Oh yes … and there is time management. People cling to times, seconds, minutes and hours. This in turn creates pressure, stress, illness and heart attacks. It is precisely for this reason that nature only has rhythms and not a beat.
Incidentally, in all my presentations in companies, I advocate installing a rhythm manager.

Illogic as part of the concept

It is also often paradoxical that individual specifications never take into account the interaction with other specifications.

Example school:
The person specifies that the children have to be at school at 8.00am. He also pretends that these children cannot sleep in. However, it also stipulates that certain school-leaving qualifications are required in order to find a job. This qualification requirement is diametrically opposed to the school start time requirement, because in order to achieve this qualification, it is necessary for the body and mind to be able to fully undergo the natural regeneration process (sleep). The argument of “habituation” is then used to justify this. Since humans think and act in other time dimensions, habituation is usually understood as “high-speed evolutionary adaptation”. It is nothing more than a flexible emergency program that the body runs in order to be able to withstand a damaging situation for a certain period of time so that the body can continue to function. But it should not be seen as the “new normal”. An emergency power generator is not designed for continuous operation, but only serves as an emergency solution until the main power source is running again.
Such mutually contradictory requirements do not exist in nature.

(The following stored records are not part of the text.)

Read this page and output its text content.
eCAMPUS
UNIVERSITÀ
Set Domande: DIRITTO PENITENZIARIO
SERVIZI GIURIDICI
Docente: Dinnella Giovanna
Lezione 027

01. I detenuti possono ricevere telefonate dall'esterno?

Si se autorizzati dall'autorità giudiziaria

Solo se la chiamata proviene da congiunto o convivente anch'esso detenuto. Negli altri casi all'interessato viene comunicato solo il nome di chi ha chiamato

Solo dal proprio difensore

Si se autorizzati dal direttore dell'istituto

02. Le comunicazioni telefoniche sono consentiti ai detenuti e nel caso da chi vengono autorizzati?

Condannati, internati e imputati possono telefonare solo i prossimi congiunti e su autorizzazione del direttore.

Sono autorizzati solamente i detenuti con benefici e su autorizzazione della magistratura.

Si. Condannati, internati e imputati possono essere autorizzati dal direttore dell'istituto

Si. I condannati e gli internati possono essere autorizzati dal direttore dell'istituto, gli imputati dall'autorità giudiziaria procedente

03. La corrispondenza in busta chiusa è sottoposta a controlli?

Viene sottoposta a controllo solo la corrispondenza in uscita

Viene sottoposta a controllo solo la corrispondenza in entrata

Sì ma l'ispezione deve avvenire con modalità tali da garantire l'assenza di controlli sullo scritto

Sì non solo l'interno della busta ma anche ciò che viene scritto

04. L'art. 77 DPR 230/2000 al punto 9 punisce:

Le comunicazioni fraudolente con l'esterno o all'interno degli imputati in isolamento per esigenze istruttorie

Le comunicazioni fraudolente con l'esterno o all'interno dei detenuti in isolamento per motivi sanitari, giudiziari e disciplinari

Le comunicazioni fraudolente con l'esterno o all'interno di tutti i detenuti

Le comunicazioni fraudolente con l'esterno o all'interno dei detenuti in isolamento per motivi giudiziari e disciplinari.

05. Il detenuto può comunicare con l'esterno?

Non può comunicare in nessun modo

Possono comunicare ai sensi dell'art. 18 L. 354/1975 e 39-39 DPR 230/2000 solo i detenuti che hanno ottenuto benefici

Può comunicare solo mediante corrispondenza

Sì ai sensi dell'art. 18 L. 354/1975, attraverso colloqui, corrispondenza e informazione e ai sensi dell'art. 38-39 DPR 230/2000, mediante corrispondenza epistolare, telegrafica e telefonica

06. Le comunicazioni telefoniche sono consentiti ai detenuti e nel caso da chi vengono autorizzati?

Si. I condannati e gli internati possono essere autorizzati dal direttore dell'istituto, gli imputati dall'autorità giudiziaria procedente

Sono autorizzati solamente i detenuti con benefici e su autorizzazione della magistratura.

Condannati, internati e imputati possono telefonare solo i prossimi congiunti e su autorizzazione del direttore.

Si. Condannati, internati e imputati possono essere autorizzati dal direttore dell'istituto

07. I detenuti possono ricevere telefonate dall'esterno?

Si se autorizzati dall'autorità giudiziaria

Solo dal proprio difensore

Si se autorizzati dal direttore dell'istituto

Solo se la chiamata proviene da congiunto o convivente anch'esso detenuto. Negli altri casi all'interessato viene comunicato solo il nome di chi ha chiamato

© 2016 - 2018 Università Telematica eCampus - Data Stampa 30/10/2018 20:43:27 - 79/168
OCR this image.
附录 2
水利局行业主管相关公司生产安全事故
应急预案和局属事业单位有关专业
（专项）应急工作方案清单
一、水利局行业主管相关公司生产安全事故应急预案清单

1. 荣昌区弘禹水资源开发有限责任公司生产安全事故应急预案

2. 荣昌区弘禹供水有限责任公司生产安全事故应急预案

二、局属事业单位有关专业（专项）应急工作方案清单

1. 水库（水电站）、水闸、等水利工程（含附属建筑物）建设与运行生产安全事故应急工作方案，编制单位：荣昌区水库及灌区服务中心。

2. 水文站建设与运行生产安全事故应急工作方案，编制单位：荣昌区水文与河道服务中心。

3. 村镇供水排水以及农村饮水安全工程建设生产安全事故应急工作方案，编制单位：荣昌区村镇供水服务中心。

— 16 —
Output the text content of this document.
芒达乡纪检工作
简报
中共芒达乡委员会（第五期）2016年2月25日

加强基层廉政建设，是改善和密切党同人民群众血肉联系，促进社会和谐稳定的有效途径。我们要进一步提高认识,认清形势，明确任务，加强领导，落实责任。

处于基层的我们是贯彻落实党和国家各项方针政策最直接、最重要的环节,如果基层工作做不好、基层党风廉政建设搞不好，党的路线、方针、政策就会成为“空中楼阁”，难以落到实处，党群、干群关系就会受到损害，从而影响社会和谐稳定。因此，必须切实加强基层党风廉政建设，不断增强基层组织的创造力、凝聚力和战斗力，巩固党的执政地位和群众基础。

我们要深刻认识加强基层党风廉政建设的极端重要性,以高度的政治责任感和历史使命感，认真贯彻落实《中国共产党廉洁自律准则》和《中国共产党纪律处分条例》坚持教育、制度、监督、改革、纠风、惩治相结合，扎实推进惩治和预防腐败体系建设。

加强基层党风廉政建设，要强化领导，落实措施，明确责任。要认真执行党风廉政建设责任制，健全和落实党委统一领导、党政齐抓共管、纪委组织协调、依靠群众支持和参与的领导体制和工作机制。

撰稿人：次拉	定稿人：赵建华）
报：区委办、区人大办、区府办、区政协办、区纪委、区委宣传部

Millions of years for the garbage can?

Yes, and now a study from China is telling us that nature is too stupid and therefore too much sleep is unhealthy. Millions of years of development for the garbage can.

Sometimes it seems to me as if a soccer fan is sitting on the sofa with a beer bottle in his hand and talking about coaches and players.

I celebrate the scientists who show nature the respect it deserves in their research. Humans cannot pursue evolution, they can only join it.